True, the album’s sheer size means a bit of listener fatigue is perhaps inevitable – and the profusion of noxious, noisesome interludes (as exemplified by the back-to-back pairings of “Ignis Caesus”/”[Intraluxiform]” and “[ ]”/”Vitriseptome”) in the record’s second half definitely results in an occasional lull – but even so it’s difficult to deny, or fail to be impressed by, the piercing clarity of the band’s singular vision or the expansive scope of their artistic ambition when tracks like the claustrophobic, doom-laden “Argentum Mortifixion” (whose suffocating atmosphere will doubtless captivate fans of recent Ulcerate looking for an even nastier flavour of sonic nihilism) and the gut-churning grind of “The Cruxitome” continue to push their sound to new levels and new extremes.

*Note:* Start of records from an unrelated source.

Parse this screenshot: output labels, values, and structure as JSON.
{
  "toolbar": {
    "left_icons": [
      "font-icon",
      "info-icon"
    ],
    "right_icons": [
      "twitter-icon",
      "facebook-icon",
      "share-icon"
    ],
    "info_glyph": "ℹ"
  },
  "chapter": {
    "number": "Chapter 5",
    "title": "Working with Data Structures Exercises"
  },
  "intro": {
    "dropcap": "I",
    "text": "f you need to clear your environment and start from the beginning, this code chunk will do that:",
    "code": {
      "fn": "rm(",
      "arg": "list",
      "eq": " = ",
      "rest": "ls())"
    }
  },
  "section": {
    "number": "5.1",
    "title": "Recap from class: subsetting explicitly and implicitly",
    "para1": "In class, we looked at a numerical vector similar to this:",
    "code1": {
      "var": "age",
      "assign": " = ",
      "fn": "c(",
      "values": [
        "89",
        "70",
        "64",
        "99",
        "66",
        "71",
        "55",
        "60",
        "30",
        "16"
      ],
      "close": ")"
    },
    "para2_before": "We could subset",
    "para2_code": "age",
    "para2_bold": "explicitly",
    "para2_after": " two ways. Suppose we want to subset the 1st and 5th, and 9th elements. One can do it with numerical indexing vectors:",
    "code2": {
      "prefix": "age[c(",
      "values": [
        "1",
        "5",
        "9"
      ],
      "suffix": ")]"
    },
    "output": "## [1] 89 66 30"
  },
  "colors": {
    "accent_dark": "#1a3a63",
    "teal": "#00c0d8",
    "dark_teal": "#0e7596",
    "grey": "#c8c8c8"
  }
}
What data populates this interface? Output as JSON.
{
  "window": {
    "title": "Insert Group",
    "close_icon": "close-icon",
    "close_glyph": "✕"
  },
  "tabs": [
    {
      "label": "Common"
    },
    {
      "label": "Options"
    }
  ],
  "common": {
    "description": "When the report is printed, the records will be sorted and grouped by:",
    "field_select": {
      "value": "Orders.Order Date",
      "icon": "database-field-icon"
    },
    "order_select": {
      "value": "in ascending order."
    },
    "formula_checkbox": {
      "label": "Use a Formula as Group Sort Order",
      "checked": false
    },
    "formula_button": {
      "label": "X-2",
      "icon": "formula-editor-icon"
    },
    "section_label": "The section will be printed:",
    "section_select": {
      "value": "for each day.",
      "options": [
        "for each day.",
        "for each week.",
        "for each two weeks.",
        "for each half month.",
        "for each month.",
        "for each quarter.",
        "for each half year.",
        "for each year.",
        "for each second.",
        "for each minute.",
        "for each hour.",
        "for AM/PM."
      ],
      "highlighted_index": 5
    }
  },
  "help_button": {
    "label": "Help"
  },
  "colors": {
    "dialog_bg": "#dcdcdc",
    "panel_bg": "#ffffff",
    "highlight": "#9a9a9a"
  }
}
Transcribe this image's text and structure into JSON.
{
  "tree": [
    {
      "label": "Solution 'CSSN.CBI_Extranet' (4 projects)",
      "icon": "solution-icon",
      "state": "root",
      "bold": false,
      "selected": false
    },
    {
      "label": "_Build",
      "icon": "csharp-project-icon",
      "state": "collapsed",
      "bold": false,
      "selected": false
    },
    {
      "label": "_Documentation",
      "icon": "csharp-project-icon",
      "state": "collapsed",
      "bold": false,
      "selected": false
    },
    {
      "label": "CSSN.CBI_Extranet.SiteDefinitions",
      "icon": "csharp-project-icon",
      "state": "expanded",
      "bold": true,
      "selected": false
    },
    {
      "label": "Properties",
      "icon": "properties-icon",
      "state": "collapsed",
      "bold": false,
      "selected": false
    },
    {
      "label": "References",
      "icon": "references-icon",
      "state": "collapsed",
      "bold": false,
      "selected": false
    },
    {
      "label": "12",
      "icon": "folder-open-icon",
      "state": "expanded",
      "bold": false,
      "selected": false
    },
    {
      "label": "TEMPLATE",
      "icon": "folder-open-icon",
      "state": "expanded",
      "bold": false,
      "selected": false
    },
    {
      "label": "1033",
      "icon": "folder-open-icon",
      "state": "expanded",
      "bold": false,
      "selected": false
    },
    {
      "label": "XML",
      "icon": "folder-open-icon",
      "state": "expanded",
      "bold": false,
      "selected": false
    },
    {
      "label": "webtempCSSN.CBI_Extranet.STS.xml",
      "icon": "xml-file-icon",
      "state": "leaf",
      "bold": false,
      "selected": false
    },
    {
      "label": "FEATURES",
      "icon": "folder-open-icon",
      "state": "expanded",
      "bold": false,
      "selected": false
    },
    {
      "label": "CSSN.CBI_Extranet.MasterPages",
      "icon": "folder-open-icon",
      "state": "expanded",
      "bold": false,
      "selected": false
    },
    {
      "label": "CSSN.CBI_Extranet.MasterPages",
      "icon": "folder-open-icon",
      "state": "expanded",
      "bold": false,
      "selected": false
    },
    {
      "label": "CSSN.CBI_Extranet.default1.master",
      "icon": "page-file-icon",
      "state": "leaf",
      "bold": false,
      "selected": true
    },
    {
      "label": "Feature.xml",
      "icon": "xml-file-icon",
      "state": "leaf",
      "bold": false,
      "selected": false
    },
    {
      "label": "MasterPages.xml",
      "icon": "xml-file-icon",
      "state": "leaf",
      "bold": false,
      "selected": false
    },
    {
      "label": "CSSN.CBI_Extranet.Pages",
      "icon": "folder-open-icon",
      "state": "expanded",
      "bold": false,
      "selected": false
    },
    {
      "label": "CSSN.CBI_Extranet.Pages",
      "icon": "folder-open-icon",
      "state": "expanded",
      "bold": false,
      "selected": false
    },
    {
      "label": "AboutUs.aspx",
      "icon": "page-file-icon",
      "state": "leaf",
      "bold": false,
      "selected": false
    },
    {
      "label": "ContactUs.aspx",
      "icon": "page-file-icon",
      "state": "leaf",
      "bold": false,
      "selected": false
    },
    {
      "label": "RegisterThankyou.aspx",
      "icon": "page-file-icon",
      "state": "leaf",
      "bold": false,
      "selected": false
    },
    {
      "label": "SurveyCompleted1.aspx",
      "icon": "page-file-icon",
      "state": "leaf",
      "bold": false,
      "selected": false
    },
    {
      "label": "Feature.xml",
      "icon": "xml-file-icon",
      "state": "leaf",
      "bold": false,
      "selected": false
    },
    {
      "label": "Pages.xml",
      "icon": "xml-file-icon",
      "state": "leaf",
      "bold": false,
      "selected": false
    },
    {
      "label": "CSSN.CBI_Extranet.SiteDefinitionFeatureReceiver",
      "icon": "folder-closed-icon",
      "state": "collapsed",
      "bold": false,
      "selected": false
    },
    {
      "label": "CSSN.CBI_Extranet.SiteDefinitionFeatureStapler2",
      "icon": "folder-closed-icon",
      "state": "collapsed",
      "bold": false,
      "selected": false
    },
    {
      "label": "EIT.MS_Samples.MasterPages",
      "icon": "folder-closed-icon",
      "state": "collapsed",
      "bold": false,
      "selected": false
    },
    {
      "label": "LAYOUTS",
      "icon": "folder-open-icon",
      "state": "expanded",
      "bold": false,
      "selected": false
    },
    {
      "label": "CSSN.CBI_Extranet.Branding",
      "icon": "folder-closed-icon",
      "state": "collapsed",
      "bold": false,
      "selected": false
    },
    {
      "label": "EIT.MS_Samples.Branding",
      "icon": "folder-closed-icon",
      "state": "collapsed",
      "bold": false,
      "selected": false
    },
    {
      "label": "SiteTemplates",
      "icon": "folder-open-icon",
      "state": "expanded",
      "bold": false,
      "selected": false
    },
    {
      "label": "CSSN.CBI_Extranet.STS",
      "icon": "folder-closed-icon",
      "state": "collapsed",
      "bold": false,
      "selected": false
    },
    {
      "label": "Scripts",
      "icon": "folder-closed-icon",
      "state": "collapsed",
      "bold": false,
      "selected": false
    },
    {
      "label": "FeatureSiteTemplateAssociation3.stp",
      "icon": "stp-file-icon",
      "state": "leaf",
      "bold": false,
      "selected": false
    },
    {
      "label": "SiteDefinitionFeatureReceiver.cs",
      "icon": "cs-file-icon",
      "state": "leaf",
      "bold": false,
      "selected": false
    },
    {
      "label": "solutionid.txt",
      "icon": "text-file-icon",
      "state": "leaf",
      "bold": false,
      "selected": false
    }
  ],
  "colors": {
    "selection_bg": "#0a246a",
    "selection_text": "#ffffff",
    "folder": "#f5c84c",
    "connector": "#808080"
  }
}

In summation, then, Vitriseptome (which closes, in suitably uncompromising style, with the titanic twenty-two-minute duology of the blistering, blast-fuelled “Viabyssm” and the churning, choking “Antitonement”) is likely to be as utterly overwhelming and as unforgivingly abrasive, yet also as cunningly constructed and as deviously designed, an album as anything else you’ll have heard (or, at this point, that you’re likely to hear) all year.
Which is exactly what it needed to be – a statement of intent, a declaration of war, and (if you don’t mind me using the word myself for once) about as close to a masterpiece of brutally-focussed intensity and barely-controlled chaos as it’s possible to get.